In 2005 is de Europese Gemeenschap partij geworden bij de kaderovereenkomst van de Wereldgezondheidsorganisatie voor de bestrijding van tabaksgebruik. Artikel 6 van deze overeenkomst bepleit een belastingbeleid dat bijdraagt aan gezondheidsdoelstellingen die gericht zijn op de ontmoediging van het tabaksgebruik. In de periode 2002-2006 daalde de hoeveelheid sigaretten die in de EU officieel tot verbruik werd uitgeslagen, met ongeveer 13 % (zie bijlage 3). Dit cijfer omvat ook de grensoverschrijdende stromen binnen de EU, maar moet worden gecorrigeerd voor de illegale handel uit derde landen naar de EU. De werkelijke daling van de sigarettenconsumptie in de EU kan bijgevolg worden geraamd op ruim 10 %.

Deze ontwikkeling komt hoofdzakelijk voor rekening van de EU-15 , waar de hoeveelheid tot verbruik uitgeslagen sigaretten met 16 % is gedaald.

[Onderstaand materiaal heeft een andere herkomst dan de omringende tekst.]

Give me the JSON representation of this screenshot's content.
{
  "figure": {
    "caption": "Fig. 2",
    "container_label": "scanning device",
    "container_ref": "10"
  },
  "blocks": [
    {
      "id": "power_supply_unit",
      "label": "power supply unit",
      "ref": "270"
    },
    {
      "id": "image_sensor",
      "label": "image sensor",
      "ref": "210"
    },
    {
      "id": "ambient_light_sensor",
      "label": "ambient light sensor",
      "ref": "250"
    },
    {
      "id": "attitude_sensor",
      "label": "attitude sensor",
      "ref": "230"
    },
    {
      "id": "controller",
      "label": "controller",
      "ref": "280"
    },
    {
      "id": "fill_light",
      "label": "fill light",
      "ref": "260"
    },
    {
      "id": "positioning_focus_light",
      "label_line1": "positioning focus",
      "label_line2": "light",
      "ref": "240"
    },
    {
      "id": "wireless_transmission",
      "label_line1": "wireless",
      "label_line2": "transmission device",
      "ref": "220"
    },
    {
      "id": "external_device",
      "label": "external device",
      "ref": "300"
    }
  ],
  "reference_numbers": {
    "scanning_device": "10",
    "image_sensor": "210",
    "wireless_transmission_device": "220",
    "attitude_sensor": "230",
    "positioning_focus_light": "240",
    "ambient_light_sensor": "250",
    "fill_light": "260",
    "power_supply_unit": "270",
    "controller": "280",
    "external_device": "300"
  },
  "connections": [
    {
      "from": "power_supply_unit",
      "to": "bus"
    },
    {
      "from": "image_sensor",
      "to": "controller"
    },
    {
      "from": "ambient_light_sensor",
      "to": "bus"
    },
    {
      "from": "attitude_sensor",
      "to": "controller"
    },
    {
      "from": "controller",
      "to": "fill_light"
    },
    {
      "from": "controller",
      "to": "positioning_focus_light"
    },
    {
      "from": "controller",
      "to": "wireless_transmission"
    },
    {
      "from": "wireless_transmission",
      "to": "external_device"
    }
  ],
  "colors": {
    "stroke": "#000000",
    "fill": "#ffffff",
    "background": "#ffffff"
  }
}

In dezelfde periode is de accijns op sigaretten met gemiddeld 33 % gestegen.

In de EU-12 (exclusief Roemenië) daarentegen is de hoeveelheid tot verbruik uitgeslagen sigaretten slechts met gemiddeld 1 % gedaald. De accijns is tussen de datum van toetreding en eind 2006 gemiddeld met 34 % gestegen. Dat het verbruik slechts licht is gedaald ondanks de aanzienlijke stijging van de accijns, kan vermoedelijk worden verklaard door het lage belastingniveau vóór de toetreding.

Om in de komende vijf jaar een vergelijkbare daling in het verbruik te realiseren, zijn verdere accijnsverhogingen wenselijk. Uitgaande van een prijselasticiteit van - 0,43 (een cijfer van de Wereldbank) moeten de prijzen met 25 % stijgen om de vraag met 10 % te laten dalen.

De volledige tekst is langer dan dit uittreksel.